This year's summer blockbusters just aren't very good. And irritated ticket buyers are quick to post their dissatisfaction. Films that might surge on opening weekend lose 60-70 percent of their business the following week. It's a numbers game: you cannot recover a $200 million budget on a film that makes $75 million on opening weekend and gets bad-mouthed on the Internet to the point of extinction in the following weeks before the picture is pulled from screens to await a Blu-ray release and possibly a second life on Netflix.

Video on demand and streaming services like Hulu catch a lot of the blame for poor ticket sales at theaters, but that doesn't tell the whole story.

America excels at a great many things, none moreso that the creation of popular entertainment. As much as I love world cinema, the simple truth is that when it comes to making movies, Hollywood is the center of the universe. Until the Hollywood studios curb their desire to repeat past successes with formulaic films and endless sequels, people will remain wary of the noisy product on sale at multiplexes throughout the country. The harder the marketing push, the more reluctant the buyer.

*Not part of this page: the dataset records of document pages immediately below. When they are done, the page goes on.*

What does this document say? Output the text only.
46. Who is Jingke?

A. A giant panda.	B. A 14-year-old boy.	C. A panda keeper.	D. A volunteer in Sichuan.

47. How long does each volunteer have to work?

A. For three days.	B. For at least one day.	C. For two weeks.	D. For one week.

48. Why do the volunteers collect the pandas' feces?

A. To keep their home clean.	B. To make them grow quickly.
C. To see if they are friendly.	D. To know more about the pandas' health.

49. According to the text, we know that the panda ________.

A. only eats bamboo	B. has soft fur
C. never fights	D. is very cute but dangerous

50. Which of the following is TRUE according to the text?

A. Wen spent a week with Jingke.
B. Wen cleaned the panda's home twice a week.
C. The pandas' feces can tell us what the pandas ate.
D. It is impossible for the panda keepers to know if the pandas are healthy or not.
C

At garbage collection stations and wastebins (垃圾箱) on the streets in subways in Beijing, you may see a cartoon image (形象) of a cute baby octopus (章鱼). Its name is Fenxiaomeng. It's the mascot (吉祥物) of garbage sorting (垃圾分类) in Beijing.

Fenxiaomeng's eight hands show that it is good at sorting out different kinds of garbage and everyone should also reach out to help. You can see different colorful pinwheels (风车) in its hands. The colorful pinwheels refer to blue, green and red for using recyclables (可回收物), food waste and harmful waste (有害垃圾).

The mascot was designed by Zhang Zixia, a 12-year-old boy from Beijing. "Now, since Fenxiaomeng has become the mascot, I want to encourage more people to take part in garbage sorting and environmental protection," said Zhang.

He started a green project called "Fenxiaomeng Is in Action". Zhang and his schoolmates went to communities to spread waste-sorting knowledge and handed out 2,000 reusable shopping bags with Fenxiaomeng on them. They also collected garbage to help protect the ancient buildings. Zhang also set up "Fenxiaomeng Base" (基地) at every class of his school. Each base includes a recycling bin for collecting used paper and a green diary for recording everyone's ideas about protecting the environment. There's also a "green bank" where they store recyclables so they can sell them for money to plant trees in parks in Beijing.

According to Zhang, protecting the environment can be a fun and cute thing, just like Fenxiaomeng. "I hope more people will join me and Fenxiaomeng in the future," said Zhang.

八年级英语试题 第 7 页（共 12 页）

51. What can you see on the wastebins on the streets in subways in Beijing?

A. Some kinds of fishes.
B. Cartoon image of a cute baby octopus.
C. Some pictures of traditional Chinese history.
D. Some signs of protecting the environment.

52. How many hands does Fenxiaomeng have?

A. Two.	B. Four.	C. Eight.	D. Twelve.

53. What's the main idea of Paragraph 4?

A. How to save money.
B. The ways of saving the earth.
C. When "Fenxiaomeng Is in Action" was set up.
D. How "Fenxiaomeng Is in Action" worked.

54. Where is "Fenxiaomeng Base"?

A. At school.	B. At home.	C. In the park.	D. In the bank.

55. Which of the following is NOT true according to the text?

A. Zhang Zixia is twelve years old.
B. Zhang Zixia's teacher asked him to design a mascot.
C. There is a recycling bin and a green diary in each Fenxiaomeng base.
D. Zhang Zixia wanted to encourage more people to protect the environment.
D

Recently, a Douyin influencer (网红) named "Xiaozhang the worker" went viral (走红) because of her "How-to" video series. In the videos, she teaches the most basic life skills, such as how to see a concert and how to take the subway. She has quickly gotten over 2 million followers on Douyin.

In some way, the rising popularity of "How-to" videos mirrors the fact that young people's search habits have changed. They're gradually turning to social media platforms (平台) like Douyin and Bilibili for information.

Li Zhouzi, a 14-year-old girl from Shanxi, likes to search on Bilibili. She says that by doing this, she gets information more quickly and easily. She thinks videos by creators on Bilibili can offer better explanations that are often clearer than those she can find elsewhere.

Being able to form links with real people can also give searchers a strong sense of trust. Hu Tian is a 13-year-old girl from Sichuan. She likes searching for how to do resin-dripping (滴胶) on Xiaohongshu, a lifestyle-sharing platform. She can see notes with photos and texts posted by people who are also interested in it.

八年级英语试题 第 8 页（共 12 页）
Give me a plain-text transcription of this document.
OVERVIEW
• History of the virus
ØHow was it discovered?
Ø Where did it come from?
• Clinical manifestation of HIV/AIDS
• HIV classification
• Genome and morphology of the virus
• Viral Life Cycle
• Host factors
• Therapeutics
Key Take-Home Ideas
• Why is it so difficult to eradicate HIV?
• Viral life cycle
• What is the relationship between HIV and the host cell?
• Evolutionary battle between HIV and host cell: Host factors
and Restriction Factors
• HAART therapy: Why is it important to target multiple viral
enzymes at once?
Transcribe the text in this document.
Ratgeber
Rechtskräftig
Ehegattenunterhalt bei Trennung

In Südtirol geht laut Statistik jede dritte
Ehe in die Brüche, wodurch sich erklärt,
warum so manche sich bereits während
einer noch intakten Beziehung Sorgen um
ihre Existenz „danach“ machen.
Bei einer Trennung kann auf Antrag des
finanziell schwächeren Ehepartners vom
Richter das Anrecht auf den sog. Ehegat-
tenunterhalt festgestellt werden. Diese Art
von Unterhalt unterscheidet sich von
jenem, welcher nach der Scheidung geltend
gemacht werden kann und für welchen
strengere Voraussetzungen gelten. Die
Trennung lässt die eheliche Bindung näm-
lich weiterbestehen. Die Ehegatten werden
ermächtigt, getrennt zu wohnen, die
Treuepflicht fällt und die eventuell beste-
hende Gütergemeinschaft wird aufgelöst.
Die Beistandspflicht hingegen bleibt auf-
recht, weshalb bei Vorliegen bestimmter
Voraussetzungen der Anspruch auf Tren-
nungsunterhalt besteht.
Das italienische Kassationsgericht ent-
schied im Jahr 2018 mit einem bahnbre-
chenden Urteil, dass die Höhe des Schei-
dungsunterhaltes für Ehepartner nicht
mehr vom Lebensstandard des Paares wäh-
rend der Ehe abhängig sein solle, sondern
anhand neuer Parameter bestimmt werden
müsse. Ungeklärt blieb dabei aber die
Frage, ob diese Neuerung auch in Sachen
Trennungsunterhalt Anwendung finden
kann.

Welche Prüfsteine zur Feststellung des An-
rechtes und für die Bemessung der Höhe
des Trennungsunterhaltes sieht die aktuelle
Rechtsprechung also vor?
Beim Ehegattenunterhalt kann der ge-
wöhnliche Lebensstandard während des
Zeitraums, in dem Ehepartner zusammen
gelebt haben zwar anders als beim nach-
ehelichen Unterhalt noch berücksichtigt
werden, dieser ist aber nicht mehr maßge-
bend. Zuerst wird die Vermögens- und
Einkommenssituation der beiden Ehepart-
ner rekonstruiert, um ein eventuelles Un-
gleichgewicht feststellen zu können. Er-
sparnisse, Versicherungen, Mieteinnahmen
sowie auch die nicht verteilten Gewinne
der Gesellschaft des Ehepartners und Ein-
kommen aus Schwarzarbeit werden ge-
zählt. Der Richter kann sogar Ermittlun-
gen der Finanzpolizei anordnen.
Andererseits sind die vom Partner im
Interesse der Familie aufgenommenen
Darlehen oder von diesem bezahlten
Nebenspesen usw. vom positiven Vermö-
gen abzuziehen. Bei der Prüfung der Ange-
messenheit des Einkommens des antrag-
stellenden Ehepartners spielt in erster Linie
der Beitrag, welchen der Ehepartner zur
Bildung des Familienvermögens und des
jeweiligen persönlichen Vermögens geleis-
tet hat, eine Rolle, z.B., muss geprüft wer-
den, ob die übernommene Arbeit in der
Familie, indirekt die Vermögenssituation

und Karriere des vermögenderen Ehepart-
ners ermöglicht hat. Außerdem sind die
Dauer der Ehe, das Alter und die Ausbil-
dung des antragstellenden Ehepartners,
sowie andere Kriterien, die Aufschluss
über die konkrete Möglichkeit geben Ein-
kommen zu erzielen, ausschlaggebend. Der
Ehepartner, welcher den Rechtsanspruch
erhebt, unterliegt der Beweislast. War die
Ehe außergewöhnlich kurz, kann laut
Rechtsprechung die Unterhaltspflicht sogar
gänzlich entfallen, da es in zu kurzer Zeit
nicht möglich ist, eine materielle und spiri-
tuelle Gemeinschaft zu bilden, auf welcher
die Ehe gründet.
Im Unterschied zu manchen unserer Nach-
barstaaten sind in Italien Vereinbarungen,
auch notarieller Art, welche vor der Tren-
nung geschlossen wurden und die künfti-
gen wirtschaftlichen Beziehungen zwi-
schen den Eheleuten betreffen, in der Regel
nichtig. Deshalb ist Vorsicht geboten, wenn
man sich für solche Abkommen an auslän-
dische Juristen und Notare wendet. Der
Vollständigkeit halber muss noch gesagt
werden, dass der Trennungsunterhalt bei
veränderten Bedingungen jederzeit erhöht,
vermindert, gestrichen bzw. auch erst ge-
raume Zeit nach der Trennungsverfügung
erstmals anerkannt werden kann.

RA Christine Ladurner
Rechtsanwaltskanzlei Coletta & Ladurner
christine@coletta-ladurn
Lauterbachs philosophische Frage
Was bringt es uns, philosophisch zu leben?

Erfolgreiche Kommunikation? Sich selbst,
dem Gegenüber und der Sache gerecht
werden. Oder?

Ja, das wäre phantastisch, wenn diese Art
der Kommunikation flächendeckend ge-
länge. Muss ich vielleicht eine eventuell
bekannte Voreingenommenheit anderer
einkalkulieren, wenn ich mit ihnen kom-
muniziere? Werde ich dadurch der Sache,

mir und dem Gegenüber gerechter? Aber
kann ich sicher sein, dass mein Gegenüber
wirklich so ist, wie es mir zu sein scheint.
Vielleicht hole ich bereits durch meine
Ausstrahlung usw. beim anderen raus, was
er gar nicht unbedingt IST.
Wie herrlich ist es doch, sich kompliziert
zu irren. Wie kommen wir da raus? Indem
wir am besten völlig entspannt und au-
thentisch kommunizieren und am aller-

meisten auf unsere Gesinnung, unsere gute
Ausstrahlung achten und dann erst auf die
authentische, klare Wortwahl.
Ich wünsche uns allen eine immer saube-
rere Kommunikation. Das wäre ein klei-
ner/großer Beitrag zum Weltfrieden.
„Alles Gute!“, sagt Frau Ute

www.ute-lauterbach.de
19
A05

It's simple, really. People crave strong narrative; it is inherent in all of us from childhood. Please. Tell me a story.

Present a story fundamentally well-told, both original and with characters worth caring about, and people will pay to hear it. Or watch it with sticky 3-D glasses at the theater.

For now, studio executives are content to engage in a high-stakes crapshoot with loaded dice. Even then, they still roll snake eyes. The results are boring. Predictable. And we deserve better.